Reste à comprendre le pourquoi de tels raccourcis. Simple désinvolture et mépris vis à vis d’une instance qu’Emmanuel Macron rangeait en 2019 au rayon des “organismes inutiles” avec l’idée de la diluer au sein du Conseil économique, social et environnemental dont elle n’aurait été qu’une chambre? Vraisemblablement.
Le projet a quant à lui pris un an de retard. Et rien ne dit à ce jour que le partenaire de STMicro poussé par Thierry Breton, l’américain GlobalFoundries, concrétisera son investissement annoncé il y a deux ans comme L’Eclaireur le rapportait. Un partenariat qui avait permis, via le programme France 2030, de promettre 2,9 milliards d’argent public. Ça tomberait presque bien : le plan d’investissements de 54 milliards d’euros est menacé de coupes budgétaires…
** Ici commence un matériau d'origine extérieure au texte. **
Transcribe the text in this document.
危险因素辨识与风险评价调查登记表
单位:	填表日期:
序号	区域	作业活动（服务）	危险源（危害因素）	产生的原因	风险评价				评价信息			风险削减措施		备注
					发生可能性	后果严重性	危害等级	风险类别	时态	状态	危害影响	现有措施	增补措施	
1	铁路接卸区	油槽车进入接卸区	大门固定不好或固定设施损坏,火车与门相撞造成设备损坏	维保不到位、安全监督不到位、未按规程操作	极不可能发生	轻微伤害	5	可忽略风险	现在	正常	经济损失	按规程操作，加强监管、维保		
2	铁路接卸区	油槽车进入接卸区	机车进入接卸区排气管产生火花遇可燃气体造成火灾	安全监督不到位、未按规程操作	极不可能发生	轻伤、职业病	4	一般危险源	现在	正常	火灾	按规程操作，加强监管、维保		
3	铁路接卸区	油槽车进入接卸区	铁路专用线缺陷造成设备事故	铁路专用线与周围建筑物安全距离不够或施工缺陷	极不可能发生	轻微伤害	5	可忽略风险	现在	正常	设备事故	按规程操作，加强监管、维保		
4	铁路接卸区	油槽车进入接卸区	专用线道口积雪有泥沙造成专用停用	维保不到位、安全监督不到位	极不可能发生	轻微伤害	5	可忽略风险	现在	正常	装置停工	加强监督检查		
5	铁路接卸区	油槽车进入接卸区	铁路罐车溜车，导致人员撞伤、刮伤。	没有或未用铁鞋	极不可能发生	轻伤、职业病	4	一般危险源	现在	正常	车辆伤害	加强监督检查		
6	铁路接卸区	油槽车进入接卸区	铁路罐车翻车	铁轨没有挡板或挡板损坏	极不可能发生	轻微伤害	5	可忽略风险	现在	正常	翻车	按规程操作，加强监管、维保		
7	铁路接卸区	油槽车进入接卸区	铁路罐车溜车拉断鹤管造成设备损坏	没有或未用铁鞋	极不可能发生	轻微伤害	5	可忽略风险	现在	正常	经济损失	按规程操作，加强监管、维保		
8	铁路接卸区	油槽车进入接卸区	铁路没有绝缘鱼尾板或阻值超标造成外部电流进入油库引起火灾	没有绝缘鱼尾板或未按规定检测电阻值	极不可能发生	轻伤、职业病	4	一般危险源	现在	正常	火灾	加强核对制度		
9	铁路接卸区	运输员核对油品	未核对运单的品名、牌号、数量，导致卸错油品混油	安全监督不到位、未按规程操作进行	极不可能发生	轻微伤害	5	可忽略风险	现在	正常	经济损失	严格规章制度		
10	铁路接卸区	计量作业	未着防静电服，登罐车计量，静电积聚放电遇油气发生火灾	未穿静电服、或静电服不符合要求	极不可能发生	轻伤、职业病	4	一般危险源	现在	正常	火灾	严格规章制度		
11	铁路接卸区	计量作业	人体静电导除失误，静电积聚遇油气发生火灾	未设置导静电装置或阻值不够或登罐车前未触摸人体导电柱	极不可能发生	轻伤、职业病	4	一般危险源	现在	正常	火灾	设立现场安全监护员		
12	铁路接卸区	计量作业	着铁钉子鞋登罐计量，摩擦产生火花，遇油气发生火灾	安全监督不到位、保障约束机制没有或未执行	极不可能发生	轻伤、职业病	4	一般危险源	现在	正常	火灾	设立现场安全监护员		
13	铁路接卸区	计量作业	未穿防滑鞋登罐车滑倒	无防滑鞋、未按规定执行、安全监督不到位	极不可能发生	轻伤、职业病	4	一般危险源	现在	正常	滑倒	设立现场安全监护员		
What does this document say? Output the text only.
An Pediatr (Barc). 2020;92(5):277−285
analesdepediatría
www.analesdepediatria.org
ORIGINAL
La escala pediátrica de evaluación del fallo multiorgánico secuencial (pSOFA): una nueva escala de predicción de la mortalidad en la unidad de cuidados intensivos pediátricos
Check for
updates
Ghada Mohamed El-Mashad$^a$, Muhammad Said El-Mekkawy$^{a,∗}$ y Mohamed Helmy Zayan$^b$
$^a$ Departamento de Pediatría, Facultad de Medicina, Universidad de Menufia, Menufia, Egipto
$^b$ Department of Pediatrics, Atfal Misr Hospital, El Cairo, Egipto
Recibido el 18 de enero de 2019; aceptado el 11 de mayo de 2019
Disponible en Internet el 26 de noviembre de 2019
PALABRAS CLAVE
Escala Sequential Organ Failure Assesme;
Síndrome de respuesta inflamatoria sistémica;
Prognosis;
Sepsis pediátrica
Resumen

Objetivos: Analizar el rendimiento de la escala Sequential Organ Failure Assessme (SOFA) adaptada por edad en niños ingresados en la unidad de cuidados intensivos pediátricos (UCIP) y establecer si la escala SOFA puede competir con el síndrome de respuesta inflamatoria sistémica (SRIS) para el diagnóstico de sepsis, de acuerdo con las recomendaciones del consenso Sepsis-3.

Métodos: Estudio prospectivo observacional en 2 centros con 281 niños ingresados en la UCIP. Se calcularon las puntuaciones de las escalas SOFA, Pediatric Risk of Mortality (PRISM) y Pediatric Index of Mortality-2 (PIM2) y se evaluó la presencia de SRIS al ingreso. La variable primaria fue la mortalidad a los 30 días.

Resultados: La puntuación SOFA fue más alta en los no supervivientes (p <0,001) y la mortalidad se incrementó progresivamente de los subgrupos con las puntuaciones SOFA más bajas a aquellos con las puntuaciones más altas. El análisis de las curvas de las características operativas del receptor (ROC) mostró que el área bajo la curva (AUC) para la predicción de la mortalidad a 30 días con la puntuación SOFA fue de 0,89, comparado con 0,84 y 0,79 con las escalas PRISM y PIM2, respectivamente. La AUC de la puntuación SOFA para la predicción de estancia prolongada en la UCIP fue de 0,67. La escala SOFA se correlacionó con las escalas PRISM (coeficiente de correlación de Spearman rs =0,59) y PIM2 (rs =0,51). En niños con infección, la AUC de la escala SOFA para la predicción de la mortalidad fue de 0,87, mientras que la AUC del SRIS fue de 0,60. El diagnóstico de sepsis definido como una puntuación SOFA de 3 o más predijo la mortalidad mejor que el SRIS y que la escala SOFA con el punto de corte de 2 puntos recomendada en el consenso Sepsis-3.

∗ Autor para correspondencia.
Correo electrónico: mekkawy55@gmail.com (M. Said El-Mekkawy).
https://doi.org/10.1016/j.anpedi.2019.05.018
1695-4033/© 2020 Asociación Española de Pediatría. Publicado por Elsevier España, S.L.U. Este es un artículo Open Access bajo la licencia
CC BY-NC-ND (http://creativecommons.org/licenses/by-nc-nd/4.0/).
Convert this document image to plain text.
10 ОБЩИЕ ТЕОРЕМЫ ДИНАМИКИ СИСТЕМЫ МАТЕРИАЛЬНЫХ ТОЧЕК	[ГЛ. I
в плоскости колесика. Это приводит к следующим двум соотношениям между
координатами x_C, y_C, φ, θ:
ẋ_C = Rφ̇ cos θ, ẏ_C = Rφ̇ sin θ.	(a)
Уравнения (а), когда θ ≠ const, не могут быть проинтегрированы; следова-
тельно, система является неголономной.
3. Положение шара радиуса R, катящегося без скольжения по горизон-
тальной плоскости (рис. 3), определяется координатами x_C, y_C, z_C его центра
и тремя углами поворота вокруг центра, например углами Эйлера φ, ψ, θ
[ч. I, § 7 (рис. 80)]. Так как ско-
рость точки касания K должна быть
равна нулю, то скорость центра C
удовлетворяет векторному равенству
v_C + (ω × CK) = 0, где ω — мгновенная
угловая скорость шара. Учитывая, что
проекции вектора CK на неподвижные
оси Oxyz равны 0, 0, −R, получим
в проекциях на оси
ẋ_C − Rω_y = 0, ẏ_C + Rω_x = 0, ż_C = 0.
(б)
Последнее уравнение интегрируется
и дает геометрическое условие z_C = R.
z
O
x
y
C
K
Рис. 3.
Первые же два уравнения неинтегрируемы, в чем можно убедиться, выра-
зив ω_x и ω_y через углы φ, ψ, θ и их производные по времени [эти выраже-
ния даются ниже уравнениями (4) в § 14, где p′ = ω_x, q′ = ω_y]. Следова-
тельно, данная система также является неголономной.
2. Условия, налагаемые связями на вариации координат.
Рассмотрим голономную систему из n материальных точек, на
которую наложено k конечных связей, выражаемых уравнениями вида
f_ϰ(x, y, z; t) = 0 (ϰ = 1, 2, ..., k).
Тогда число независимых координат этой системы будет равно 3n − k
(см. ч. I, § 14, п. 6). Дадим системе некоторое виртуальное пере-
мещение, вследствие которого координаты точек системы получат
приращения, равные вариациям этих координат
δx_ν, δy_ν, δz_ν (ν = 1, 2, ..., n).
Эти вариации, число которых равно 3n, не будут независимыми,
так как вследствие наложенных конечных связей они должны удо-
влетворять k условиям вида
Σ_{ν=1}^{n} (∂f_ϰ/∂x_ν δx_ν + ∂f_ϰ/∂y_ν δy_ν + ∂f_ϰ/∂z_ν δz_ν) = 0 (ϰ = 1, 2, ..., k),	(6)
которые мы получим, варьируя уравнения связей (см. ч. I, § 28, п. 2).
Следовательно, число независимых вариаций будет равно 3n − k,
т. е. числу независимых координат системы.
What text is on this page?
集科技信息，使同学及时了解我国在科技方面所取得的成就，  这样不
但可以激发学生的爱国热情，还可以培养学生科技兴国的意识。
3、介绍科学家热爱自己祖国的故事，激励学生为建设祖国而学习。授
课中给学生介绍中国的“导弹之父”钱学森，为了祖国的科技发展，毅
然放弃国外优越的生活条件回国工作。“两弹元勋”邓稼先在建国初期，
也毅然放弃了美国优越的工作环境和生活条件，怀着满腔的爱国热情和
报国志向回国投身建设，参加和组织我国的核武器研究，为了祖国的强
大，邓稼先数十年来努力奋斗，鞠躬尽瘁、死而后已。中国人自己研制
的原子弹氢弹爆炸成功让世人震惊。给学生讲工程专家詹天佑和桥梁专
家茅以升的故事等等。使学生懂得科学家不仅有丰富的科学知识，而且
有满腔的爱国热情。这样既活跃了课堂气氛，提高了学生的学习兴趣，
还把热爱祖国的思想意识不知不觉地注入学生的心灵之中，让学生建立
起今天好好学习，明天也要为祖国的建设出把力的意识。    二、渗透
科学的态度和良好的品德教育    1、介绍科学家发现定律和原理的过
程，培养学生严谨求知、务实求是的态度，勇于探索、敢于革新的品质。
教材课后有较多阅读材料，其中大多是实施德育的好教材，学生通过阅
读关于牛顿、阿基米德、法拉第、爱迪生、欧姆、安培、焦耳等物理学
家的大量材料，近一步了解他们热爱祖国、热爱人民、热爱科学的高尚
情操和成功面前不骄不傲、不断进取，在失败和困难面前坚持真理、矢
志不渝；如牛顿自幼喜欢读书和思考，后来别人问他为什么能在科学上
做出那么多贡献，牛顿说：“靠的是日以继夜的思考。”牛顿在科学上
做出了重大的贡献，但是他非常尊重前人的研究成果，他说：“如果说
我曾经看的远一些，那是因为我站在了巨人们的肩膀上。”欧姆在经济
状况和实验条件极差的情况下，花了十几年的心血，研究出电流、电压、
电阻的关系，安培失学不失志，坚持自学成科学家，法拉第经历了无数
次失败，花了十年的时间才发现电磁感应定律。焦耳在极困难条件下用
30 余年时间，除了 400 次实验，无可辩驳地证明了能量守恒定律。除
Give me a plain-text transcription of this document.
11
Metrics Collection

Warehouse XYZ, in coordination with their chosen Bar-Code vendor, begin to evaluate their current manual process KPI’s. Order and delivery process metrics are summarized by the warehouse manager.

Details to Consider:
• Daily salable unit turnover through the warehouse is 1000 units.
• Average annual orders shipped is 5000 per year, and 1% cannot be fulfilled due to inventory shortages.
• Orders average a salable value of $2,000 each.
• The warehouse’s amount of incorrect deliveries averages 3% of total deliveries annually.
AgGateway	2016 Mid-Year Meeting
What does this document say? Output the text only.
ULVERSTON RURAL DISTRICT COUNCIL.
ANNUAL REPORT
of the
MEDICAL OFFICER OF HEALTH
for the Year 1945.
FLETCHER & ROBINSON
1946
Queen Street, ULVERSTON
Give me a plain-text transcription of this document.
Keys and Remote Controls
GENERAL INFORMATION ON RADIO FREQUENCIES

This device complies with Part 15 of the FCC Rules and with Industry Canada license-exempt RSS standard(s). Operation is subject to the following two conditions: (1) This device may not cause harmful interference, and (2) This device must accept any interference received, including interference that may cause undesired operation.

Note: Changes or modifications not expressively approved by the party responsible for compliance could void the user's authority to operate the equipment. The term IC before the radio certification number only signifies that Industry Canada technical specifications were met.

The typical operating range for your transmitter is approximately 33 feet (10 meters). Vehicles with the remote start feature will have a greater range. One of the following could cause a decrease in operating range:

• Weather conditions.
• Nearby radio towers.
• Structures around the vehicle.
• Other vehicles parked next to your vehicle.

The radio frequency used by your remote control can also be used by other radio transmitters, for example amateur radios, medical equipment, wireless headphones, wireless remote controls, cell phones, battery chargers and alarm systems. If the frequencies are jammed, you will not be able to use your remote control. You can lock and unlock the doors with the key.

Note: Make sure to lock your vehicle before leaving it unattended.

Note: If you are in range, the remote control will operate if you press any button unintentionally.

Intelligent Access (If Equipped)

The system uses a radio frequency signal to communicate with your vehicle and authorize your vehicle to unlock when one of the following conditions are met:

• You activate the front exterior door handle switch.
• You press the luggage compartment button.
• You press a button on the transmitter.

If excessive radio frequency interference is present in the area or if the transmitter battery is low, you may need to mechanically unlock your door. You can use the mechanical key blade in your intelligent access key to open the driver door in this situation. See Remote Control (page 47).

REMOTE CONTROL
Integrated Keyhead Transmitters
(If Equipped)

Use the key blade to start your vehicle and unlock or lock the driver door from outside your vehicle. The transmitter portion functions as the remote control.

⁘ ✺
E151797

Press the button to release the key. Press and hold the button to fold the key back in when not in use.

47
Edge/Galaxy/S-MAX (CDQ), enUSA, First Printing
Nonobstant que le projet d’agrandissement, Gateway, avait déjà commencé avec la construction des premiers bâtiments et à en croire Bruno Le Maire (en juin 2023) le lancement de la production.
Contactés à ce sujet, les services de la préfecture n’ont pas répondu à cette question, mais renvoyés vers STMicro. Qui n’a pas plus répondu.